Comment Because: (Score 1) 818

1. KDE feels even more bloated than Gnome.

Note - I said "bloated" not "slow" - I don't care how fast either of them are, there's too much of them both. They get in the way.

2. KDE doesn't do what I want any better than Unity.

Example: Here's one feature I want that even Windows fricken VISTA gets right, but that Gnome/Unity/KDE et al make so difficult my choice of WMs is limited to FVWM2 or xmonad: Mouse follows focus. It's such a simple thing. When I move my mouse to another window, I want that window to gain focus. That's easy. But when I alt-tab to a different window, I want my mouse to go to that window too. I don't want to be in a situation where one window is accepting input from the mouse whilst another one takes input from the keybaord. It's moronic.

3. I can't be bothered

KDE has lots of impressive features. I don't need or want most of them; I don't have time to wade through all the tutorials and howtos to find out what the few useful things it has are. I'm not interested in investing the time to learn yet ANOTHER interface.

At home I use Gnome because it's the default and it's a PITA to set up lightweight WMs to work with my two different-sized screens (laptop + monitor). I typically do little other than browse the web from home, so it's not enough of an issue to do anything about. At work I use FVWM2 because I've set it up to work EXACTLY the way I want it to and it does everything I need. Though I am considering a switch to Xmonad for a variety of reasons.

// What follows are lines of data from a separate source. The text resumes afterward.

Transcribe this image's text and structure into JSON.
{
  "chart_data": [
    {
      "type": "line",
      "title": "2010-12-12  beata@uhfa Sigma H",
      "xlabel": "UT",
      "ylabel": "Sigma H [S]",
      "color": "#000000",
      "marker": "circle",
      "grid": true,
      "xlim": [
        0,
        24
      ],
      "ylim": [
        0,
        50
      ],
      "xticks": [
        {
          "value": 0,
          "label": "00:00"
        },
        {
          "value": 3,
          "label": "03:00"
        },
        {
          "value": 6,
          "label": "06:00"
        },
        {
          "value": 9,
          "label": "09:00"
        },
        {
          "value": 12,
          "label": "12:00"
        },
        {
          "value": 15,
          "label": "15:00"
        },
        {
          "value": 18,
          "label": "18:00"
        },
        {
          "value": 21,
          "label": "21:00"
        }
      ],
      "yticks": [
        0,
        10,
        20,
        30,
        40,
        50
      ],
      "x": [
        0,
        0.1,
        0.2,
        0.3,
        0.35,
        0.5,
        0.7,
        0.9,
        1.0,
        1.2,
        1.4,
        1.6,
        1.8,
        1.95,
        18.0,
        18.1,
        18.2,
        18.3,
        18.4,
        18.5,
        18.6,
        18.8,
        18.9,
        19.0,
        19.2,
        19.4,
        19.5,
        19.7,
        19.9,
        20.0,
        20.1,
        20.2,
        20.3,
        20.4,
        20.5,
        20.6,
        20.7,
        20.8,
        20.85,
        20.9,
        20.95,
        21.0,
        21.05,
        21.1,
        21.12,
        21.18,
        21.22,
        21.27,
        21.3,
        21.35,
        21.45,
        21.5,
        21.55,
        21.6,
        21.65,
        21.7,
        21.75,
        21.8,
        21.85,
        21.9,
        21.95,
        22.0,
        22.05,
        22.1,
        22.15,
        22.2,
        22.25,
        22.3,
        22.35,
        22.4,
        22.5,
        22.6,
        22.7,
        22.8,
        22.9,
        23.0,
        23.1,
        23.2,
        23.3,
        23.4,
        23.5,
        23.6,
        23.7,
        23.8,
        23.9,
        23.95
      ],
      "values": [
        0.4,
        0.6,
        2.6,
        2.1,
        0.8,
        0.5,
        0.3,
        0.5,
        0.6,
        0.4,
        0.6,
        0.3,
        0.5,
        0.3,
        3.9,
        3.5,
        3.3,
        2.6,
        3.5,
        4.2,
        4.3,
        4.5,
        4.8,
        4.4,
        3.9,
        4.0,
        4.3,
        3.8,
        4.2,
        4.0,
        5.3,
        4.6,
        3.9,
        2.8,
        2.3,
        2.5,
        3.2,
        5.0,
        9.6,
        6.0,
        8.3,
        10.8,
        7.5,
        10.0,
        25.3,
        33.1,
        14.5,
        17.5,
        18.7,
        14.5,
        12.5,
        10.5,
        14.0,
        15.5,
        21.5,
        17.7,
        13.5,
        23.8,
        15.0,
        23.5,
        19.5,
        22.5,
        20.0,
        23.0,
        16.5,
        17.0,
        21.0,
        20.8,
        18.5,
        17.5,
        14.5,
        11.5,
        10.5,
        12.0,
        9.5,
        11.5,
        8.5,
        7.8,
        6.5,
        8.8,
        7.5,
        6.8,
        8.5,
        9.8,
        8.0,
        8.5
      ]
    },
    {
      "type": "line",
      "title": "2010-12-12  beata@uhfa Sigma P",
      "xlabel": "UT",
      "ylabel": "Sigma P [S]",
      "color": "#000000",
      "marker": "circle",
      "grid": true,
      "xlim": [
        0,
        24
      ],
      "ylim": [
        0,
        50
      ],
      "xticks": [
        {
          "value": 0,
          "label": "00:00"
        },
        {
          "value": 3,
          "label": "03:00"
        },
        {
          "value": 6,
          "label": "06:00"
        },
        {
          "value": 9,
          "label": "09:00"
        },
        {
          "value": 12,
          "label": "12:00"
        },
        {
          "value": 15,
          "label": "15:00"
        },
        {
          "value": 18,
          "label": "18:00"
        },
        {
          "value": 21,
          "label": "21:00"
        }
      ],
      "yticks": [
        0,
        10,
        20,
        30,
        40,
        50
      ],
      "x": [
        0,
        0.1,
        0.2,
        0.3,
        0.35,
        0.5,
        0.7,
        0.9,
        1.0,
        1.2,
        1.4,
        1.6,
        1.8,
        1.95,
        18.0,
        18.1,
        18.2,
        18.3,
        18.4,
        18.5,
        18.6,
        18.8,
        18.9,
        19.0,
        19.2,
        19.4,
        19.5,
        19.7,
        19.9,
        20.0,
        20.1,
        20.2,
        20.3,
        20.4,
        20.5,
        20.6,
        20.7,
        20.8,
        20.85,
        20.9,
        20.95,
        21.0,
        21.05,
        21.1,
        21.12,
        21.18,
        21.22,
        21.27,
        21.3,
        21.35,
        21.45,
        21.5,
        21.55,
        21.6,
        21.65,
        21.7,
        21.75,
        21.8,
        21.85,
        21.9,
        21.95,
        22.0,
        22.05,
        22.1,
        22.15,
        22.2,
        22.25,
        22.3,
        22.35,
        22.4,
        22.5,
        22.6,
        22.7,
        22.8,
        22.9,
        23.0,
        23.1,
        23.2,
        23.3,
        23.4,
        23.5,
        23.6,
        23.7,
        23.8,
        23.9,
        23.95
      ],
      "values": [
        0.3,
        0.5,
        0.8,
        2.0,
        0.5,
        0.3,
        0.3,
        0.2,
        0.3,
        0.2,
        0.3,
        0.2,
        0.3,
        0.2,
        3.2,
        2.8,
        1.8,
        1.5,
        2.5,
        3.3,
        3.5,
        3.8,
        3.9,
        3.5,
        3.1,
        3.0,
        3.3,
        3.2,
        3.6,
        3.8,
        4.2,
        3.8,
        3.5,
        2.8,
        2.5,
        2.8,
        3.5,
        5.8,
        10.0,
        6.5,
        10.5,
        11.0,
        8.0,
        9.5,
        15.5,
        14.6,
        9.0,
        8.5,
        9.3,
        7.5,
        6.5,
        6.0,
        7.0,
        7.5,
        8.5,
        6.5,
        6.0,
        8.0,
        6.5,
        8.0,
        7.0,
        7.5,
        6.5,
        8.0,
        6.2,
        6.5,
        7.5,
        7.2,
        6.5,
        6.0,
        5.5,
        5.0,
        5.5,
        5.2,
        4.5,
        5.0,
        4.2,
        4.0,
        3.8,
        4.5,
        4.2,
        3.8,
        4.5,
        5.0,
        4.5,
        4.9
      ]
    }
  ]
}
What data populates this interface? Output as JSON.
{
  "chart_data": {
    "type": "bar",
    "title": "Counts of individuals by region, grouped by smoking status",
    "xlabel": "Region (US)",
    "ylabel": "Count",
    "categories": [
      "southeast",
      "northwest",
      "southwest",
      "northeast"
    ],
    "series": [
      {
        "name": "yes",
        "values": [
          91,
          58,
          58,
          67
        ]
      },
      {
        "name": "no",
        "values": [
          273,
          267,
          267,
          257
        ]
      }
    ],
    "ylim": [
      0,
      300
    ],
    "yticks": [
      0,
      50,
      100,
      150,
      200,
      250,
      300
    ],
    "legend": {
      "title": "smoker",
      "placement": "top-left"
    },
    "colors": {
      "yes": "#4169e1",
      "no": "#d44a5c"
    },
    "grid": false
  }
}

The only thing I need a WM to do is give me a place to run command-line shells and the few GUIs I'm developing for. KDE and Gnome both suck abysmally at giving me this. That's fine, I'm not their target audience. Trouble is, they both suck at being as comprehensive and user-friendly as OS X or Windows. We'd be better off if they were both scrapped and a new DE devised, one that didn't have the "for hackers" legacy deep in its foundations.